# Ceramic tiles as tuning plates



## dadgummit! (Aug 12, 2007)

I was telling a friend about tuning plates and he gave me the idea of using ceramic floor tiles. I know they would not conduct heat as well as steel , but I don't know if that would be a good or bad thing.

Any thoughts?


----------



## kueh (Aug 13, 2007)

Should be fine so long as there is no material on or in the tiles, like paints or sealers.  Another problem might be cracking from any temperature shock.
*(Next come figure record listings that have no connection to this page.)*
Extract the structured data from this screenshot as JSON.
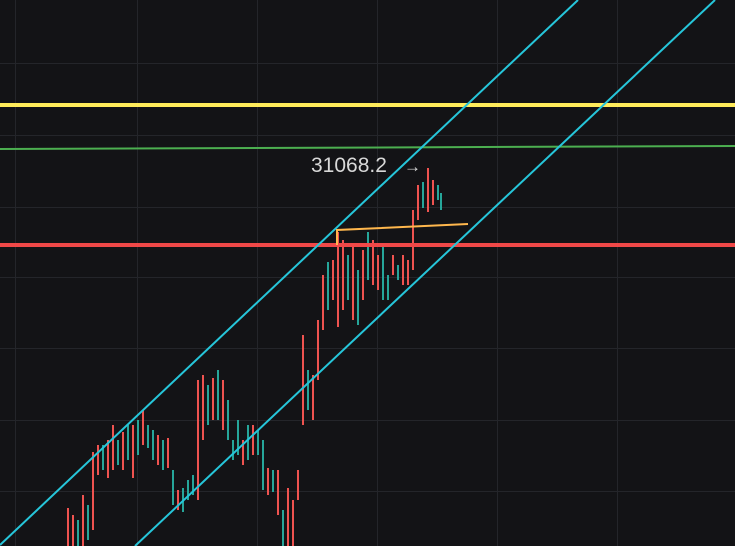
{
  "price_label": {
    "value": "31068.2",
    "arrow": "→"
  }
}
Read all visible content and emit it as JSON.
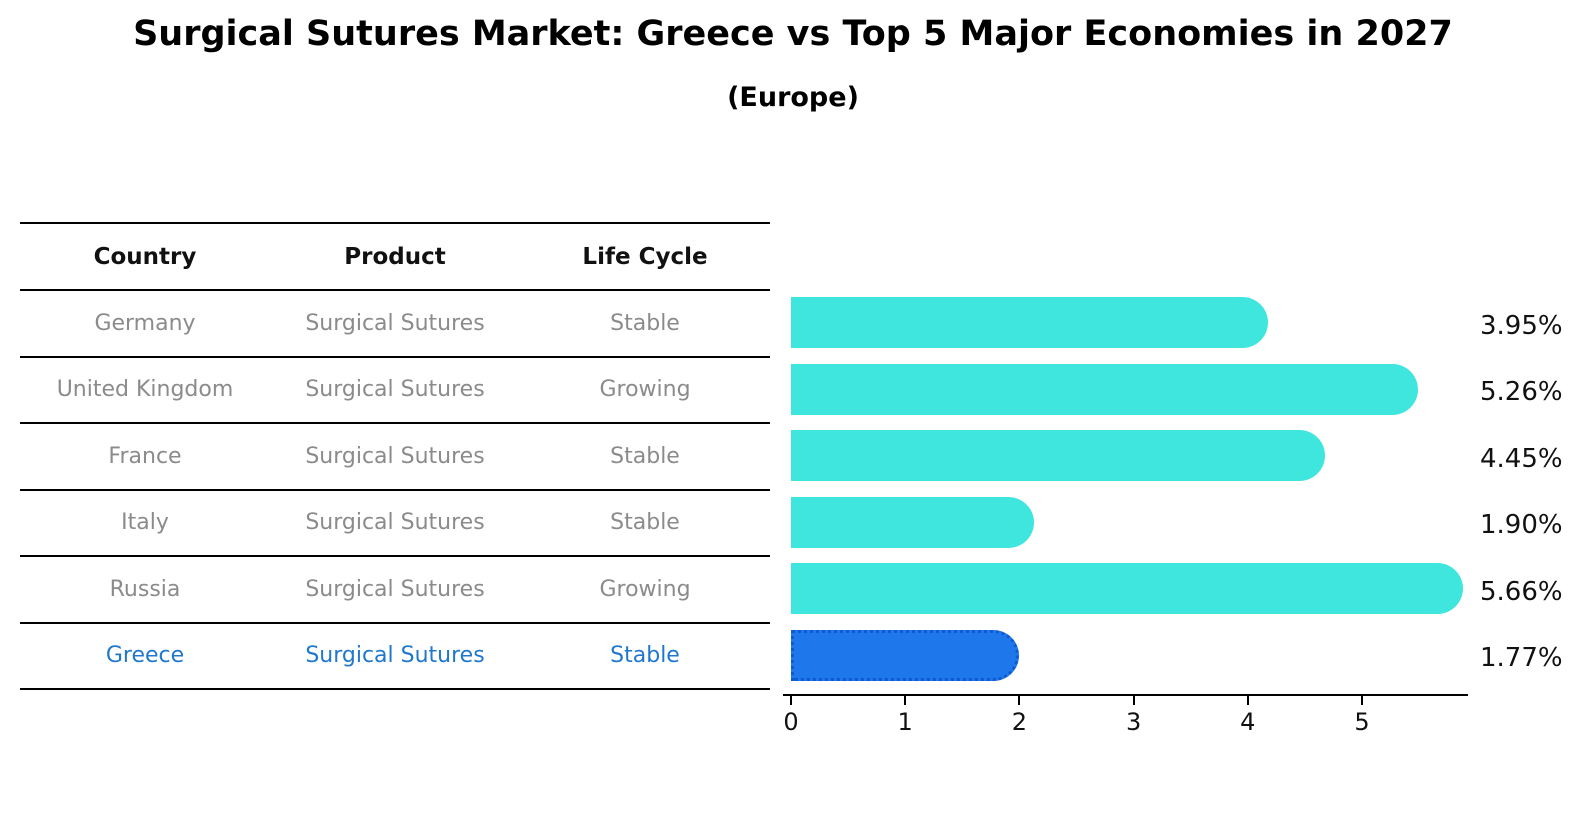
{
  "title": "Surgical Sutures Market: Greece vs Top 5 Major Economies in 2027",
  "subtitle": "(Europe)",
  "colors": {
    "bar_default": "#3EE6DE",
    "bar_highlight": "#1E78EB",
    "bar_highlight_border": "#0E5AD3",
    "highlight_text": "#1F78CE",
    "table_text": "#8B8B8B",
    "axis_text": "#111111"
  },
  "table": {
    "headers": [
      "Country",
      "Product",
      "Life Cycle"
    ],
    "rows": [
      {
        "country": "Germany",
        "product": "Surgical Sutures",
        "life_cycle": "Stable",
        "highlighted": false
      },
      {
        "country": "United Kingdom",
        "product": "Surgical Sutures",
        "life_cycle": "Growing",
        "highlighted": false
      },
      {
        "country": "France",
        "product": "Surgical Sutures",
        "life_cycle": "Stable",
        "highlighted": false
      },
      {
        "country": "Italy",
        "product": "Surgical Sutures",
        "life_cycle": "Stable",
        "highlighted": false
      },
      {
        "country": "Russia",
        "product": "Surgical Sutures",
        "life_cycle": "Growing",
        "highlighted": false
      },
      {
        "country": "Greece",
        "product": "Surgical Sutures",
        "life_cycle": "Stable",
        "highlighted": true
      }
    ]
  },
  "chart_data": {
    "type": "bar",
    "orientation": "horizontal",
    "title": "Surgical Sutures Market: Greece vs Top 5 Major Economies in 2027 (Europe)",
    "categories": [
      "Germany",
      "United Kingdom",
      "France",
      "Italy",
      "Russia",
      "Greece"
    ],
    "values": [
      3.95,
      5.26,
      4.45,
      1.9,
      5.66,
      1.77
    ],
    "value_labels": [
      "3.95%",
      "5.26%",
      "4.45%",
      "1.90%",
      "5.66%",
      "1.77%"
    ],
    "unit": "%",
    "highlight_index": 5,
    "xticks": [
      0,
      1,
      2,
      3,
      4,
      5
    ],
    "xlim": [
      0,
      5.94
    ],
    "grid": false,
    "legend": false
  }
}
Tuning plates are for heat distribution so it's more even over the length of the smoker unit.


----------



## bbq bubba (Aug 13, 2007)

I've heard of using terra cotta roof tiles for tuning plates so why not? Give it a try!


----------



## adb551 (Aug 24, 2007)

I am a little confused about the tuning plate thing. Are they something I could add to my offset smoker? or do they have to come from the factory already in place? And can someone explain to me wheere, exactly, they are placed, in relation to the fire?


----------



## smokebuzz (Aug 24, 2007)

You place them under your cooking greats up next to the fire box , hopefully above the opening, and you can slide it side to side to get the heat to flow down the smoker more even. My Horizon has one that butts right up to the fire box and has holes in it , smaller ones by the box and bigger ones at opp. end. i will try to get a pic of it and post it if some one don't beat me to it


----------



## adb551 (Aug 26, 2007)

So try this on for size, I have a brinkman offset, If I were to be a cheap son-of-a-gun, I could lay some bricks along the bottom, starting at the firebox, and then lay a piece of steel, or ceramic tiles, on it to force the heat to the far end ?


----------



## cajun_1 (Aug 26, 2007)

Read this post...

http://www.smokingmeatforums.com/for...=tuning+plates

This will help you understand.


----------



## deejaydebi (Aug 26, 2007)

That's the post that did it for me!


----------



## adb551 (Aug 29, 2007)

Aha! I see the light. Thanks


----------



## fatback joe (Aug 29, 2007)

If you decide to use bricks in the cooking chamber, you may want to look into firebricks.   They withstand heat well, hold the heat well once heated, and if you get some designed for pizza ovens and that sort of thing, you don't have to worry about funky chemicals and what not.


----------



## adb551 (Aug 31, 2007)

Good point Fatback joe.

I do not have access to a welder, do I am leaning on using bricks and ceramic tiles to accomplish this.


----------



## deejaydebi (Aug 31, 2007)

there's always drills, nut and bolts etc.


----------



## PecosGeorge (Jun 24, 2018)

dadgummit! said:


> I was telling a friend about tuning plates and he gave me the idea of using ceramic floor tiles. I know they would not conduct heat as well as steel , but I don't know if that would be a good or bad thing.
> 
> Any thoughts?





dadgummit! said:


> I was telling a friend about tuning plates and he gave me the idea of using ceramic floor tiles. I know they would not conduct heat as well as steel , but I don't know if that would be a good or bad thing.
> 
> Any thoughts?


I have the Old Country Pecos and decided to try cutting an 18" square ceramic floor tile (5/16" thick) for the plates. I made 3 pieces 5" X 14 1/2". I used the plate from the firebox at the flue end. Before actually cooking on them, I built my fire and raised the temperature to 365 deg for about 45 minutes. Then I got the water hose to steam clean the cooking chamber just as I would normally while it was still at 350. Sprayed the tiles directly and none of them cracked or broke. Then I let the temperature come back up and cooked some ribs. No problems with the tile plates.


----------